Anti-patterns are recurring "solutions" that appear helpful but create more problems than they solve. Choosing the right design pattern requires identifying what changes, starting simple, and letting code smells guide you toward patterns through refactoring.

Why: The most dangerous developer is one who knows patterns but not when to stop. This question tests design judgment -- knowing when NOT to apply a pattern is more valuable than knowing its UML diagram.

How -- Common anti-patterns:

Anti-Pattern Description Fix
God Object One class that knows/does too much -- violates SRP Decompose with Strategy, Command, Facade
Spaghetti Code Tangled, unstructured code with no clear architecture Layer with Facade, extract with Template Method
Golden Hammer Using a favorite pattern for every problem YAGNI -- choose based on forces, not familiarity
Lava Flow Dead code nobody dares remove Track with coverage tools, delete fearlessly with tests
Premature Optimization Optimizing before evidence of a bottleneck Profile first, then optimize the measured hotspot
Poltergeist Classes that only exist to invoke other classes Remove indirection, let callers use the real object
Copy-Paste Programming Duplicated code instead of abstraction Extract with Template Method or Strategy

Decision framework for choosing the right pattern:

  1. Identify the problem category -- is it about creation, structure, or behavior?
  2. Identify what varies -- the axis of change tells you which pattern applies (varying algorithm = Strategy, varying object type = Factory, varying state = State).
  3. Start without a pattern -- simple code that works beats elegant code that doesn't ship.
  4. Let code smells guide you -- switch statements (Strategy), deep nesting (Chain of Responsibility), constructor explosion (Builder).
  5. Favor composition over inheritance -- prefer Strategy over Template Method, Object Adapter over Class Adapter.
  6. Check the trade-offs -- every pattern adds indirection, classes, and complexity.
  7. Refactor toward patterns -- apply when the pain of not having the pattern exceeds the cost of introducing it.

When to use: When you see repetition, rigidity, or fragility in code reviews.
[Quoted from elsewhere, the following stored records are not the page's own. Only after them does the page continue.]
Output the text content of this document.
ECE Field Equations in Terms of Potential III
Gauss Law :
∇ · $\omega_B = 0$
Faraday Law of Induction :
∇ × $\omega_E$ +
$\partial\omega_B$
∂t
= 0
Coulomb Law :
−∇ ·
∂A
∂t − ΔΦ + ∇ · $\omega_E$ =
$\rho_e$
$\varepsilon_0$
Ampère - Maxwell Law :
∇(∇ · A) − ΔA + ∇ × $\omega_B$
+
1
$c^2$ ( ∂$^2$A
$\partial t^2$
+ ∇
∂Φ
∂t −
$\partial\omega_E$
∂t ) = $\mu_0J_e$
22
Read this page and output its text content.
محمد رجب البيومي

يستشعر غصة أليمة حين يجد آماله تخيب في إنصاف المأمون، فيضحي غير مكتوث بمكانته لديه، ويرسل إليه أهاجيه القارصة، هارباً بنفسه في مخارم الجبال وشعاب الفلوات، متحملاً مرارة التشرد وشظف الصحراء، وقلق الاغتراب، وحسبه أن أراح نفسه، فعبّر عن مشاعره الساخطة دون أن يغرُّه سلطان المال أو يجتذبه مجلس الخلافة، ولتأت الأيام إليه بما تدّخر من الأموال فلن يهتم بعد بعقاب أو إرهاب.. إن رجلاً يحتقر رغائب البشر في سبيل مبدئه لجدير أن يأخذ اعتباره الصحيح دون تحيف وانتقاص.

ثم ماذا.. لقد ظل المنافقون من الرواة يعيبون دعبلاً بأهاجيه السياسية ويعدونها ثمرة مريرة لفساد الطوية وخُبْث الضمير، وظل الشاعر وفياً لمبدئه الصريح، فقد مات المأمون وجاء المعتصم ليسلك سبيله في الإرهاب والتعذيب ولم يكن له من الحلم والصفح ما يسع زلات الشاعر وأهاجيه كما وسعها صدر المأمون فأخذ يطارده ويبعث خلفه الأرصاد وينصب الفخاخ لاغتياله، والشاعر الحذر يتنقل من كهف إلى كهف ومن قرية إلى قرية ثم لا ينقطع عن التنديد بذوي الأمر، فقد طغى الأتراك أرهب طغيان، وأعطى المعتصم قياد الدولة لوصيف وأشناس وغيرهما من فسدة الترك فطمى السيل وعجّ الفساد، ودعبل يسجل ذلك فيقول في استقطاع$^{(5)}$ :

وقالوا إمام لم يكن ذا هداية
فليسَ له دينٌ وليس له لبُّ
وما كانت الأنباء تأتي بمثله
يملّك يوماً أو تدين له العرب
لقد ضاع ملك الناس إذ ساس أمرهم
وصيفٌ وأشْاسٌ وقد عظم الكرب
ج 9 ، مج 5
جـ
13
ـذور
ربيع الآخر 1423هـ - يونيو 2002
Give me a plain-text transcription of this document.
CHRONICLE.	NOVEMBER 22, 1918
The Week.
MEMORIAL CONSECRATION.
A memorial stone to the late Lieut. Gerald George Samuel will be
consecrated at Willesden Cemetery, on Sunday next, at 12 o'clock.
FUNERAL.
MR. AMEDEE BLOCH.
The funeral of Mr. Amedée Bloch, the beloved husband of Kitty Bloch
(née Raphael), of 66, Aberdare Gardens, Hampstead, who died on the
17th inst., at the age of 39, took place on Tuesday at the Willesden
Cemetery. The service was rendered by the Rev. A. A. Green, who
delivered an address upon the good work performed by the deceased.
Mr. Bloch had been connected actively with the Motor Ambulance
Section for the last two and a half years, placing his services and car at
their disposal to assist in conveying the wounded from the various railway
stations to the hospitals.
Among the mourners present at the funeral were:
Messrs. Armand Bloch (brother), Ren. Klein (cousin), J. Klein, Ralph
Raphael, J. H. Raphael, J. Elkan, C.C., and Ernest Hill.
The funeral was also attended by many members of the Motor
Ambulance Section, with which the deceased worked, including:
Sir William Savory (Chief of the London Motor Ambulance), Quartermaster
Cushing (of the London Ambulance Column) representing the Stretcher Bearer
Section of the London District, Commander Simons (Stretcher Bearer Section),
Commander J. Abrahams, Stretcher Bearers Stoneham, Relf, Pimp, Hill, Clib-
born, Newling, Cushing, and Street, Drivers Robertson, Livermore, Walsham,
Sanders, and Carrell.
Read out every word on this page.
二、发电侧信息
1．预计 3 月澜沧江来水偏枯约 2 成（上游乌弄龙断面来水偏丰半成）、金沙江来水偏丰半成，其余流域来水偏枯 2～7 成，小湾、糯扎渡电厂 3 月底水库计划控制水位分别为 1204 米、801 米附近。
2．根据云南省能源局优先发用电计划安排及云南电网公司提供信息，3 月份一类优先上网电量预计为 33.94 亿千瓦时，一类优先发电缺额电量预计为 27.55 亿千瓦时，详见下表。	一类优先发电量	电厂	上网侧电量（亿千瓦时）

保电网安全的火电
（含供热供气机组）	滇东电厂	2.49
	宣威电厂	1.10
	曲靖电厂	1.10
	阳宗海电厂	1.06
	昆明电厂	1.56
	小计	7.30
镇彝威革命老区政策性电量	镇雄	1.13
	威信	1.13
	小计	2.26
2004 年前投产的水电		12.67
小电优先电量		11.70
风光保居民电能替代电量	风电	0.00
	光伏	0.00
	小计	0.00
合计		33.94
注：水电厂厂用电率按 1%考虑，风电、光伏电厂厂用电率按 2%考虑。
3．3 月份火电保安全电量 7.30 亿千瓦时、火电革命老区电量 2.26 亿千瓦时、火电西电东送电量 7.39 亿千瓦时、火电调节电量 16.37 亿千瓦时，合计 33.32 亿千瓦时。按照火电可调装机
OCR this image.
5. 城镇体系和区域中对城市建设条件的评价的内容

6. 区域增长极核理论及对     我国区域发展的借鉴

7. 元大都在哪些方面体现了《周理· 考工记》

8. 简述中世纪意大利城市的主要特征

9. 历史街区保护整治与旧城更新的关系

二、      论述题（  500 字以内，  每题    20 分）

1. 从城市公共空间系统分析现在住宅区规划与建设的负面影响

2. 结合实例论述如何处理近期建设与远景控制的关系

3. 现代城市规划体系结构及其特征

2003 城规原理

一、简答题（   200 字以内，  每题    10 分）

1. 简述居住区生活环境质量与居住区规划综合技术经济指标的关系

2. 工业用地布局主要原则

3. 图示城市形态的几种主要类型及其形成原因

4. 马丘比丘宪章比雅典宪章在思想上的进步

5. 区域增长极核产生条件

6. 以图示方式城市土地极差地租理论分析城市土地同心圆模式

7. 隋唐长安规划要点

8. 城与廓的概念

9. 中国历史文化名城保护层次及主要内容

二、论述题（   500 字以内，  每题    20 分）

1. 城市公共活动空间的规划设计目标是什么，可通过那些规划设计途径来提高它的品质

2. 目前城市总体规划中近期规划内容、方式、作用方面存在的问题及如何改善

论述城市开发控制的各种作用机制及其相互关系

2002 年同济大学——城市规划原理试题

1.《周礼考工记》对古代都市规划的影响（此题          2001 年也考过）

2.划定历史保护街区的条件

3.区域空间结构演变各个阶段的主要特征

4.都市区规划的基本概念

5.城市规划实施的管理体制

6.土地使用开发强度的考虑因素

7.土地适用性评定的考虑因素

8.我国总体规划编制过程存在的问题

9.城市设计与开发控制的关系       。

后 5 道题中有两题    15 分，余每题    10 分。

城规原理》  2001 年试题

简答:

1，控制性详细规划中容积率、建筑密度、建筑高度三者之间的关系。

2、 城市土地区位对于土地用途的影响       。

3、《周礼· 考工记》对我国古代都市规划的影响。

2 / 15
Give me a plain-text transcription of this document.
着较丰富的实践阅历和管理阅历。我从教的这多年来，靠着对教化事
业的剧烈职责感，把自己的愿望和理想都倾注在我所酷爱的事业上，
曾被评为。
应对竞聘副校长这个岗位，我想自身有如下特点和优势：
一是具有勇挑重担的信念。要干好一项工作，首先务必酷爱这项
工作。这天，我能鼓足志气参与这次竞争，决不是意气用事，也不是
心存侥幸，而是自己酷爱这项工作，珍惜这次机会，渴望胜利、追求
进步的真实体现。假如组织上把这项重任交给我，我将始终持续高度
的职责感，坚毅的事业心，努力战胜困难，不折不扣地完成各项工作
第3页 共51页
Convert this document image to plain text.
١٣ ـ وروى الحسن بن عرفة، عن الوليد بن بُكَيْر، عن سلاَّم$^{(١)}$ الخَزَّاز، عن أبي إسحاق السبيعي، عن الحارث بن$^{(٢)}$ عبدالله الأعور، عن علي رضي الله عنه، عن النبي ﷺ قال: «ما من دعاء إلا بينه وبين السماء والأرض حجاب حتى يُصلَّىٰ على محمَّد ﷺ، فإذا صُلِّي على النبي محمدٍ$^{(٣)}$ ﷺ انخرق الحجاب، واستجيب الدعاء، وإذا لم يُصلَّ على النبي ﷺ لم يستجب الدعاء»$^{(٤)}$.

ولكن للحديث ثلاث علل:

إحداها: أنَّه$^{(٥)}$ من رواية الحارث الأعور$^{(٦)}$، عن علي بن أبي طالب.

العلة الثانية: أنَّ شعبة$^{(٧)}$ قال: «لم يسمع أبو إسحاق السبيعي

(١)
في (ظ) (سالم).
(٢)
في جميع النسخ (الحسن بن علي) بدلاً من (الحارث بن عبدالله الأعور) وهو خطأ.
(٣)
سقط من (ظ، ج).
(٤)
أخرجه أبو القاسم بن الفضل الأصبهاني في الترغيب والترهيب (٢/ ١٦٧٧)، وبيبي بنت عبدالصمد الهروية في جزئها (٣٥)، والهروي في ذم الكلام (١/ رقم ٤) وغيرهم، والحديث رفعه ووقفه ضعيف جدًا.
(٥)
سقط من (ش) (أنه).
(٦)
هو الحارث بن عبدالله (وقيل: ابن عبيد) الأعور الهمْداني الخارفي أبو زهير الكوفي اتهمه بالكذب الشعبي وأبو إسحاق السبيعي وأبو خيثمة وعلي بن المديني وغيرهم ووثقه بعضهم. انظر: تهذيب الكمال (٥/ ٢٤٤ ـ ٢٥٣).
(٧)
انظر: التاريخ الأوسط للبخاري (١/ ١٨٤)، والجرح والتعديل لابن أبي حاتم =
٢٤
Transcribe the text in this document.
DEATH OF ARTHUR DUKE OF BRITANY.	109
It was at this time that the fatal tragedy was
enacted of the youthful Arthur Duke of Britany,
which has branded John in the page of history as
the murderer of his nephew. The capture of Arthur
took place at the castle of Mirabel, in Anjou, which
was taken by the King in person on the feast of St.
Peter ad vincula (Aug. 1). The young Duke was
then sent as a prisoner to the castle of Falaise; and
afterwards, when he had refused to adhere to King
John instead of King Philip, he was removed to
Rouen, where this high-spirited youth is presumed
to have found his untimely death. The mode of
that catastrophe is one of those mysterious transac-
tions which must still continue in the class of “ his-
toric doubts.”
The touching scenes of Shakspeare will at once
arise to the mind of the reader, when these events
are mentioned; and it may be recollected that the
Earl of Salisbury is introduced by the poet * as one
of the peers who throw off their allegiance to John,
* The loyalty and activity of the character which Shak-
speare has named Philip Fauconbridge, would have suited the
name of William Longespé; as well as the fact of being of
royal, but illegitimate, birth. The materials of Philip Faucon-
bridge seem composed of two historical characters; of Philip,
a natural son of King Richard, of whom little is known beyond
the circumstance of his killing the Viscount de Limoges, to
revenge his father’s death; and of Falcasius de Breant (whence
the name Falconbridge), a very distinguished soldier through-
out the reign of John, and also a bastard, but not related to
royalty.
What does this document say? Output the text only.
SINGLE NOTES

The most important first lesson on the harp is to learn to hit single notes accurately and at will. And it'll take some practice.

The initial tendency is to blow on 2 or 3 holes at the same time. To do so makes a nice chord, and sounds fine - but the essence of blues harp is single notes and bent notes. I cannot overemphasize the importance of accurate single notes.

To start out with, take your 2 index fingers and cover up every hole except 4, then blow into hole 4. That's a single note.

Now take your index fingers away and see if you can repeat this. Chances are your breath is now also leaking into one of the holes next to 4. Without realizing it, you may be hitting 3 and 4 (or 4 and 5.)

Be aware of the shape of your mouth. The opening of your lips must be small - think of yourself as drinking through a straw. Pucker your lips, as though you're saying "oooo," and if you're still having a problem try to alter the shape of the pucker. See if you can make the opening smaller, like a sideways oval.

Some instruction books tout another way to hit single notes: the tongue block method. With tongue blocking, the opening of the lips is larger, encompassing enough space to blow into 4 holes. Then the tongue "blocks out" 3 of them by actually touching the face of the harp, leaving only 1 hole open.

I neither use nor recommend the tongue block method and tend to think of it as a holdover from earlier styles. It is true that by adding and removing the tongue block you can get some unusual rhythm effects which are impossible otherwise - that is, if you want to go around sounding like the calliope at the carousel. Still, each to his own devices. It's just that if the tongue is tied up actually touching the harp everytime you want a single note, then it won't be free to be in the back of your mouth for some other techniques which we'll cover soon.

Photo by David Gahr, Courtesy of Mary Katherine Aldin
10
When adding a feature requires touching 5+ files. When tests are brittle because of tight coupling.

Gotchas: Applying patterns upfront (Big Design Up Front) leads to over-engineered code that solves problems you never encounter. A 50-line class with a simple switch statement does not need a Strategy pattern. Patterns are tools for managing complexity -- if there is no complexity, the pattern IS the complexity. The best code often uses zero named patterns and simply follows good OOP fundamentals.